We really loved the rooms here, which compete with those of a modern hotel. Even with the center court hosting the pool and a communal space with walk-up dining options, firepits and patio tables, our room was so well insulated from noise that we were able to tuck in for the night without being disrupted by the nearby activity. We loved all of the connected shops as well for local treasures, especially Metal the Store. Route 66 Diner is just down the road for an authentic road trip dinner and the Albuquerque Botanical Garden is directly across the street for a nice morning constitutional before getting back on the open road.
Even though we stayed here over two years ago, my daughter still loves to mention “the hotel made of clay with the best pool.” We can’t wait to be back on the road and in the ABQ area again soon!
Blue Swallow Motel, Tucumcari
This sweet motel seems to be perfectly preserved from the time it was built in 1939, although given how pristine and charming it remains, one can tell it’s been a significant labor of love that’s kept it that way. Any nerves I had about staying in a more remote area while on the road subsided the minute I met the friendly folks here. Now, it’s my preferred place to stop for the night when traveling. The air conditioning really is ice cold.

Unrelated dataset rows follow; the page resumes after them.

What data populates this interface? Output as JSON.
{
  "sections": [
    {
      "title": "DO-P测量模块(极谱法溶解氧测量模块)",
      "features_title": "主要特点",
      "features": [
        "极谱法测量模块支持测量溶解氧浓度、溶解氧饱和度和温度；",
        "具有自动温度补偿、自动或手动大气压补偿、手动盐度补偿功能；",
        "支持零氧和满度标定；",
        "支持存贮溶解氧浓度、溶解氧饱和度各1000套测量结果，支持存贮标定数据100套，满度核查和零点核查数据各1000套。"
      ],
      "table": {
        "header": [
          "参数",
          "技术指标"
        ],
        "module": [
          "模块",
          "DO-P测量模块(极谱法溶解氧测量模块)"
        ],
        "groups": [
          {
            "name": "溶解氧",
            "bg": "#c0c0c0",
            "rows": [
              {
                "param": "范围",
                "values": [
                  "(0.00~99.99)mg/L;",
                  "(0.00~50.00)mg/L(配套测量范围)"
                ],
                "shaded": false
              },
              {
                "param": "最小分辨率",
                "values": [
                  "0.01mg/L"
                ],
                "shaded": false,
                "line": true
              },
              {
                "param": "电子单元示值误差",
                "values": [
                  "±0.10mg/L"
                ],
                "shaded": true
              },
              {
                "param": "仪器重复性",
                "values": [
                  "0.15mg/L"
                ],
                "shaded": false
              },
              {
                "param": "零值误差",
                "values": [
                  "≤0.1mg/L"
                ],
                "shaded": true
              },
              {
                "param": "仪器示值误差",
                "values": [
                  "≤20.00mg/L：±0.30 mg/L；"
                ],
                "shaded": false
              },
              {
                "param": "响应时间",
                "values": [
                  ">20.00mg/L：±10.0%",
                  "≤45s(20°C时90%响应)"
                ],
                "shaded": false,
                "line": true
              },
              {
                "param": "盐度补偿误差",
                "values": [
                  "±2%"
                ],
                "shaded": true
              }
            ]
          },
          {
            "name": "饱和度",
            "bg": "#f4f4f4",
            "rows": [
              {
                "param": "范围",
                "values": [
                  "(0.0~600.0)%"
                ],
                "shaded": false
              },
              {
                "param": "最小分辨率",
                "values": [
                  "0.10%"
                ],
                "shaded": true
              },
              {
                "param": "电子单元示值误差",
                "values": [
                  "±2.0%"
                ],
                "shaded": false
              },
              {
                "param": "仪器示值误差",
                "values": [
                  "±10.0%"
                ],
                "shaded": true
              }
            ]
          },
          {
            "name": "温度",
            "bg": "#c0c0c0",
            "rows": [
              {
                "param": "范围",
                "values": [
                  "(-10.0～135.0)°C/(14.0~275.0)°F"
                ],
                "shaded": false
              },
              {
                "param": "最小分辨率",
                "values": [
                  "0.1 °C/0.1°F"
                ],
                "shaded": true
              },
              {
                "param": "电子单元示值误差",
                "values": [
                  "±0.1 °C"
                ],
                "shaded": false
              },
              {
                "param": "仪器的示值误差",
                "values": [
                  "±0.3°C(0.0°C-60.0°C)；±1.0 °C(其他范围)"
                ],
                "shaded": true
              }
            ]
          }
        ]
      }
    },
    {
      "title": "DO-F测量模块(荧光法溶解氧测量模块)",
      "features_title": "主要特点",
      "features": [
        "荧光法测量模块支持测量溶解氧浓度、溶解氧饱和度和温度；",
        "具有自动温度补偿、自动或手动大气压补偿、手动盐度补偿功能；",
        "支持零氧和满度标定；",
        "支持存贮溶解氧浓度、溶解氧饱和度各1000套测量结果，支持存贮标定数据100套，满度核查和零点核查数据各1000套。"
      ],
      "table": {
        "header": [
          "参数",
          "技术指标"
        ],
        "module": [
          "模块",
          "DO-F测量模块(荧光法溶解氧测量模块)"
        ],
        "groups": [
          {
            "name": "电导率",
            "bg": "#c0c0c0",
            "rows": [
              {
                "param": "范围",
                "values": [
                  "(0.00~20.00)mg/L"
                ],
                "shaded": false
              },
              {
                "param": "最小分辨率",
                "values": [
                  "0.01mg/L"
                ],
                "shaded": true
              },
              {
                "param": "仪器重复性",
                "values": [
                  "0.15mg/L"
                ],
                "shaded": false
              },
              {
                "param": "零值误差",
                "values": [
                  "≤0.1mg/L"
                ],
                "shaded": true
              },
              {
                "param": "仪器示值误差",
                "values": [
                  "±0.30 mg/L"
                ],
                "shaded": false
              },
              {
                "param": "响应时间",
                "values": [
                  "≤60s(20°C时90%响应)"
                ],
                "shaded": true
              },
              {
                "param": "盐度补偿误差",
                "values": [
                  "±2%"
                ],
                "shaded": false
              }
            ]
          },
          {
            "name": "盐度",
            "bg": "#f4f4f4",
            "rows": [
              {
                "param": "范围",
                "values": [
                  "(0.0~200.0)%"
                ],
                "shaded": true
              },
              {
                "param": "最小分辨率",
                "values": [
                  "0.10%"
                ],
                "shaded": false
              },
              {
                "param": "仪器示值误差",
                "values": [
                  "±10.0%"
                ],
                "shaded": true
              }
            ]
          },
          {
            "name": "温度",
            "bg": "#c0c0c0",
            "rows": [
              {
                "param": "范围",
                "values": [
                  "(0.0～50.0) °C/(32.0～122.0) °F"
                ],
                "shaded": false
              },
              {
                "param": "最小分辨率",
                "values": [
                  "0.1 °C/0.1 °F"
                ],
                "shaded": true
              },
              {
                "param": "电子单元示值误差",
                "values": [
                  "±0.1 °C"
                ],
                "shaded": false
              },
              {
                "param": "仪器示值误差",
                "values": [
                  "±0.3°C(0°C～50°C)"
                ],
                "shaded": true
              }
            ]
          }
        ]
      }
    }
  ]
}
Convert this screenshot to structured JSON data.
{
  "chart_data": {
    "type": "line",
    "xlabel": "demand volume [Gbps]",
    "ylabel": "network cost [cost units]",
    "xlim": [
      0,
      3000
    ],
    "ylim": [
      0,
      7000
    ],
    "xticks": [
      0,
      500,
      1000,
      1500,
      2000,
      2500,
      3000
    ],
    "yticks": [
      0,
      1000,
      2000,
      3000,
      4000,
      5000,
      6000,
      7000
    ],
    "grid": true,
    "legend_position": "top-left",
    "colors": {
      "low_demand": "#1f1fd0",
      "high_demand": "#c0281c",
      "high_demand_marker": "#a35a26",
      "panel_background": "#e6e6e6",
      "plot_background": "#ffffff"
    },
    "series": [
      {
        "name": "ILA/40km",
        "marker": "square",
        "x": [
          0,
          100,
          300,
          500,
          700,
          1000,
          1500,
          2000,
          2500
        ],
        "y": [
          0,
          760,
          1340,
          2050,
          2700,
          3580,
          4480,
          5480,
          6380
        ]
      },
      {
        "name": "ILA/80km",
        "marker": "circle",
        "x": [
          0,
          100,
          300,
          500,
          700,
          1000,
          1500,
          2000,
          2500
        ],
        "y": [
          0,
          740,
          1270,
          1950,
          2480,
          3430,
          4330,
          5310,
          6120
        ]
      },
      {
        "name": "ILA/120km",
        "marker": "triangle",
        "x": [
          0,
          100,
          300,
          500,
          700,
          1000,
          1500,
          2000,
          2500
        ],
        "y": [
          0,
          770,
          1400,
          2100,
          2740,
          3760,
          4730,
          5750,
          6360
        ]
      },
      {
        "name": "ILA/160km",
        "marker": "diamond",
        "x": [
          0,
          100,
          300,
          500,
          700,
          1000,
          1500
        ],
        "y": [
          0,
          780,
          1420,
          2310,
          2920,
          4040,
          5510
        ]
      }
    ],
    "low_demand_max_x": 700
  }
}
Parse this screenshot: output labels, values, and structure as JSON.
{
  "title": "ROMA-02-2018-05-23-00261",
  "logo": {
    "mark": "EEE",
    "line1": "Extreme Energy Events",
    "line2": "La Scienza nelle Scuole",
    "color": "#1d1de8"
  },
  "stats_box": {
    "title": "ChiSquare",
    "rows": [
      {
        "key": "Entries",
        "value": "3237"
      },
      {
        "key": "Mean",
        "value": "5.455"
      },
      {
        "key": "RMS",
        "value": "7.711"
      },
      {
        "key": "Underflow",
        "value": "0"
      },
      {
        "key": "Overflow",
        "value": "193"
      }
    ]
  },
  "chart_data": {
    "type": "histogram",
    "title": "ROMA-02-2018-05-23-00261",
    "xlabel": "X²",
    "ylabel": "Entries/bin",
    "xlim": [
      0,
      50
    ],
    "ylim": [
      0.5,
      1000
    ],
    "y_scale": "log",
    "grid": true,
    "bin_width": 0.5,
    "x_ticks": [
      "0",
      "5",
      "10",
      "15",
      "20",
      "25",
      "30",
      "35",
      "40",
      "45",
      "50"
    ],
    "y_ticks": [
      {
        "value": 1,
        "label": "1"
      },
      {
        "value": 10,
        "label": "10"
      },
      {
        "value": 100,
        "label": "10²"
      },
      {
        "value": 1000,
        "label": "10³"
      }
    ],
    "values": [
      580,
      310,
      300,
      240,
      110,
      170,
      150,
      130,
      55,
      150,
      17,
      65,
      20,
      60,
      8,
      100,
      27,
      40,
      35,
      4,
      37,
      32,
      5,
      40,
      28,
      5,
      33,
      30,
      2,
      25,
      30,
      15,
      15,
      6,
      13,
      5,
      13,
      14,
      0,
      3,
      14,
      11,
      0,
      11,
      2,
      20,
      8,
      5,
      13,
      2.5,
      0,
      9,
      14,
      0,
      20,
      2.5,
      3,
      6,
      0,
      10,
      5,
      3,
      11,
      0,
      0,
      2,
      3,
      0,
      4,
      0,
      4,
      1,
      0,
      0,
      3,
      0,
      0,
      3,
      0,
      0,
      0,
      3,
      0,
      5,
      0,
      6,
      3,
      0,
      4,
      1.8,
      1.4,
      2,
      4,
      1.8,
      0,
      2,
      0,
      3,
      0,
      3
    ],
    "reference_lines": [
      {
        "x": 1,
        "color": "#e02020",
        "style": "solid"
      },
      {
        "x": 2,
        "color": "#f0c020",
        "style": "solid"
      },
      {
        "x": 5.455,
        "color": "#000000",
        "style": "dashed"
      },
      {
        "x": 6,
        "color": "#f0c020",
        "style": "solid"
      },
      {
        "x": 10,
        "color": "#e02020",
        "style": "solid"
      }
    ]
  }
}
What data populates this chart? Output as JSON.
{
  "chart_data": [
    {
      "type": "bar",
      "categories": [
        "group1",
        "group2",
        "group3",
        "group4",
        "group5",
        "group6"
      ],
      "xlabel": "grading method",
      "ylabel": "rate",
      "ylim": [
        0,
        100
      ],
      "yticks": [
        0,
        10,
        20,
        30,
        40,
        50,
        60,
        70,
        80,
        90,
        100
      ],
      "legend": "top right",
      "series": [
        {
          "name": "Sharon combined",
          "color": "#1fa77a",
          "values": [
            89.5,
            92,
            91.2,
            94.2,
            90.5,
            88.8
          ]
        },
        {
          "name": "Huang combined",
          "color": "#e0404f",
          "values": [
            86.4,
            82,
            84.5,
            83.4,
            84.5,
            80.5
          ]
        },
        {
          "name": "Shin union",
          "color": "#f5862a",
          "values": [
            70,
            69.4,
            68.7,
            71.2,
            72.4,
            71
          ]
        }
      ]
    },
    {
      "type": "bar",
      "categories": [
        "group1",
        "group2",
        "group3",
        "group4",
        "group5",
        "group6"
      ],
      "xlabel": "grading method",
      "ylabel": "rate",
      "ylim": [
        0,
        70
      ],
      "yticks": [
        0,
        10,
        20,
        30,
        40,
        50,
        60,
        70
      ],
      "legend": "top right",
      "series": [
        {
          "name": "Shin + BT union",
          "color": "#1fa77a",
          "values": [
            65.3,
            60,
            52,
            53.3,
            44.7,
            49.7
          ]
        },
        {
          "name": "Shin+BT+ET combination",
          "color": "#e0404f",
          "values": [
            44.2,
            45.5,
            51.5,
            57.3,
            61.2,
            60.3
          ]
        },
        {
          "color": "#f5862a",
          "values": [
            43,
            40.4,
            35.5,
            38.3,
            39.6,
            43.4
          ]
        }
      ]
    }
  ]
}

For a family with just one child in tow, this was such a special and charming place to stay. We loved sitting in our patio chairs taking in the night sky and outdoor neon, the friendly front desk staff and the very memorable twin bed tucked into a cabinet! Make sure to stop in to the perfectly maintained Kix on 66 Diner for breakfast and coffee before getting back on the Mother Road.
El Rey Court, Santa Fe
Designed and built by the same developer as Albuquerque’s El Vado Motel in 1936, the El Rey Court was another original Route 66 stop before the construction of I-40. The gorgeous property has expanded over time to five acres, with a picturesque pool and swim club, greenhouse, lounge and guest rooms of all sizes. There’s even a trendy Mezcal bar in it’s current iteration. We loved our suite with a kitchenette for our stay here when many restaurants were closed due to pandemic safety.
Santa Fe is so much more than a one-night stop, but it always delivers for a great evening when we’re on the road. When it’s safe to do-so, we love visiting Meow Wolf. Lunch at Museum Hill Cafe is a perfect primer before visiting the Museum of International Folk Art, where you can see the impact of Alexander Girard on the local arts culture beyond his design influence you’ll see at El Rey.
Red Cliffs Lodge, Moab
It’s a little over-the-top to list this gorgeous working ranch on the Colorado River as a “roadside motel,” to be sure, but the long history of this property, from welcoming guests traveling to the beautiful nearby Arches National Park to filming some of the best-known films of the Western movie era, qualifies it as a top vintage stay.
We loved the spacious rooms, morning breakfast on the river and, above all else, the back patios of the guest suites that opened to a greenbelt of grazing ponies (!!). The pristine pool beats the summer heat with a backdrop of canyons. We can’t wait to come back here for at least a week of full recreation with their horseback riding, rafting and gorgeous grounds to explore.
Just thinking about the friendliness, comfort and novelty of these stop-overs makes me want to pack my bags and take a weekend off. Do you have a place you love to stay on the road that feels like home?